As a quick check, Flatpak lists ~300Mb download and ~730MB installed for LibreOffice7.6.4, whereas my installed SuSE distro version 7.6.2 adds up to ~550Mb . The two packages are not exact same version and may not include the same modules/ add-ons, so possibly figures are not comparable. I guess the integration between flatpaks and distros may continue to progress.
Flatpak uses “runtimes” for shared libraries and whatnot. So no, each individual application doesn’t have to be fully bundled with all the relevant libraries, they only need to include what isn’t covered in the runtimes.

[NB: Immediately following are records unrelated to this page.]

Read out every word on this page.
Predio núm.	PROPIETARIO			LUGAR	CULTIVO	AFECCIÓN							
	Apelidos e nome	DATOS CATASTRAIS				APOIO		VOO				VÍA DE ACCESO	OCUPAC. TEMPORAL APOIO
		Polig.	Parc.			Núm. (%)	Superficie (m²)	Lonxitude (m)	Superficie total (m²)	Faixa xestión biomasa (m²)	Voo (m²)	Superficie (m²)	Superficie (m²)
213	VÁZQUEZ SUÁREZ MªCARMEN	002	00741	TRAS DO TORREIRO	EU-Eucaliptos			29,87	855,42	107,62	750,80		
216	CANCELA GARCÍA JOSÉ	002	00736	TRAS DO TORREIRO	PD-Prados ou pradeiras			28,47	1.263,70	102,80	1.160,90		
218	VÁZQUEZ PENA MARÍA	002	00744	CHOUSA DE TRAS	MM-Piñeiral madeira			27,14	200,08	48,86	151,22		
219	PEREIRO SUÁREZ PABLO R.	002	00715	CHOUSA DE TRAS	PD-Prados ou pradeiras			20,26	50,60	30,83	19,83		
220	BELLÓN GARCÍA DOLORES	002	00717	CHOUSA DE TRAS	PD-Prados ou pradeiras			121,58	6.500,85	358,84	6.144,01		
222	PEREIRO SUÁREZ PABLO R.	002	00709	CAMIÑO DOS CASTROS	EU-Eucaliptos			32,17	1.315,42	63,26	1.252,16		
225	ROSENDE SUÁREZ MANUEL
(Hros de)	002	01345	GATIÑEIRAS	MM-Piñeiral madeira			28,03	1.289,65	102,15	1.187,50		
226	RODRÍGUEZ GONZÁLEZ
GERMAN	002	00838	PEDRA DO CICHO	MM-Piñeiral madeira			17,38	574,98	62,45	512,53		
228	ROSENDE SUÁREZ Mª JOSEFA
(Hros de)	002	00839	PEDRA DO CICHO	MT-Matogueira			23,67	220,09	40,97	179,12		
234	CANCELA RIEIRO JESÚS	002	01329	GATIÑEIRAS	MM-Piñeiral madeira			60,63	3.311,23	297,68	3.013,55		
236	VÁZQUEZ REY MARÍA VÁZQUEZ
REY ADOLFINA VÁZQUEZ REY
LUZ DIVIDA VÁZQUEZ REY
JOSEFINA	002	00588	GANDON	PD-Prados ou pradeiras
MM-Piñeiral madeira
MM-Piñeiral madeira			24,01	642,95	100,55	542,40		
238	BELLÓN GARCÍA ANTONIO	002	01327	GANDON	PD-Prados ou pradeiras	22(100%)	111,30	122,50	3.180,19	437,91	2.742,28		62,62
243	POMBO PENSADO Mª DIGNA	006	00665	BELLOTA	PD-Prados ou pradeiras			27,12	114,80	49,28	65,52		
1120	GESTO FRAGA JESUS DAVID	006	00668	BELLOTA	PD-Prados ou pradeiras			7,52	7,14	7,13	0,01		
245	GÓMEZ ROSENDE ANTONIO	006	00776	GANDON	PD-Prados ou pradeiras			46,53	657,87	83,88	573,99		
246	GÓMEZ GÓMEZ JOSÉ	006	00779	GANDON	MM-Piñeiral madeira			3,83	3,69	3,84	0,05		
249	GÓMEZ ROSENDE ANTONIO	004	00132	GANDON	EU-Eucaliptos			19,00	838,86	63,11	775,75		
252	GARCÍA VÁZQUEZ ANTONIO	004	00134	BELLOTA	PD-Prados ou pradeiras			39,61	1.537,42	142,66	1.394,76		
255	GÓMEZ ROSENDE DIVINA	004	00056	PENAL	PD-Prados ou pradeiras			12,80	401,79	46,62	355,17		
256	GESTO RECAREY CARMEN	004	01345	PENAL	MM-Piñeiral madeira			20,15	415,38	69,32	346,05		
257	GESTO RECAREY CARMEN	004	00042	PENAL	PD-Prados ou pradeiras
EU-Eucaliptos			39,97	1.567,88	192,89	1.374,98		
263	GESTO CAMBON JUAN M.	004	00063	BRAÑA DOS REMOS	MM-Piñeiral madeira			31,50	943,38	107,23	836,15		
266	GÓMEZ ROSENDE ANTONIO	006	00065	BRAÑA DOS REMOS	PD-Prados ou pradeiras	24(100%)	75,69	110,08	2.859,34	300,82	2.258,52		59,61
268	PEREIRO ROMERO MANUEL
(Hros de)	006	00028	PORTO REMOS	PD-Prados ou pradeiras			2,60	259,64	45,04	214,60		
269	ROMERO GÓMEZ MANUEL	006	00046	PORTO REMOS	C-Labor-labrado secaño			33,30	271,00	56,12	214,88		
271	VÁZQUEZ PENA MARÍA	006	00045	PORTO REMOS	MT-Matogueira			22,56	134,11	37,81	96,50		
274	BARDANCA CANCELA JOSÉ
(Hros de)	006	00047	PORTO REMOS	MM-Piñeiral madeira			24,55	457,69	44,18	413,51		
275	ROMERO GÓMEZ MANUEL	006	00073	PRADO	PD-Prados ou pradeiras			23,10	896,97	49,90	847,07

If I know that an app is written in Python, I am biased to install it via a flatpak, if one is available, in an attempt to avoid the frustration and time wasting antics of python versioning… Although, this doesn’t always work.
@sfalken reading more about the “runtimes” I can see they are intended to share libraries, so it now makes sense to me that the as you say they must reduce duplication and package sizes.
@pedroSMS I started my migration to flatpak with applications that bring in lots of new libraries anyway, and/or if not available in SuSE (e.g. LibreWolf).
distrobox has very weak sandboxing as well, because security is not what it was made for.
If you try to install snap in a distrobox container, you will be informed that snap is already installed because it detects snapd on the main system. You can even (un-)install snaps on the main system from within a distrobox ‘container’, no setup needed.
Flatpak runtimes can keep several revisions of the same libraries. This saves storage but seems to me is also a possible risk:
Say two Apps require the same Library and only one copy is stored. If subsequently the library is revised to clear a bug or weakness and only one of the Apps is updated, a flatpak update would load the updated library but keeps the old version for use by the other App which can continue to run using the buggy library. If updating instead through zypper/ Yast/ SuSE repos would give a warning.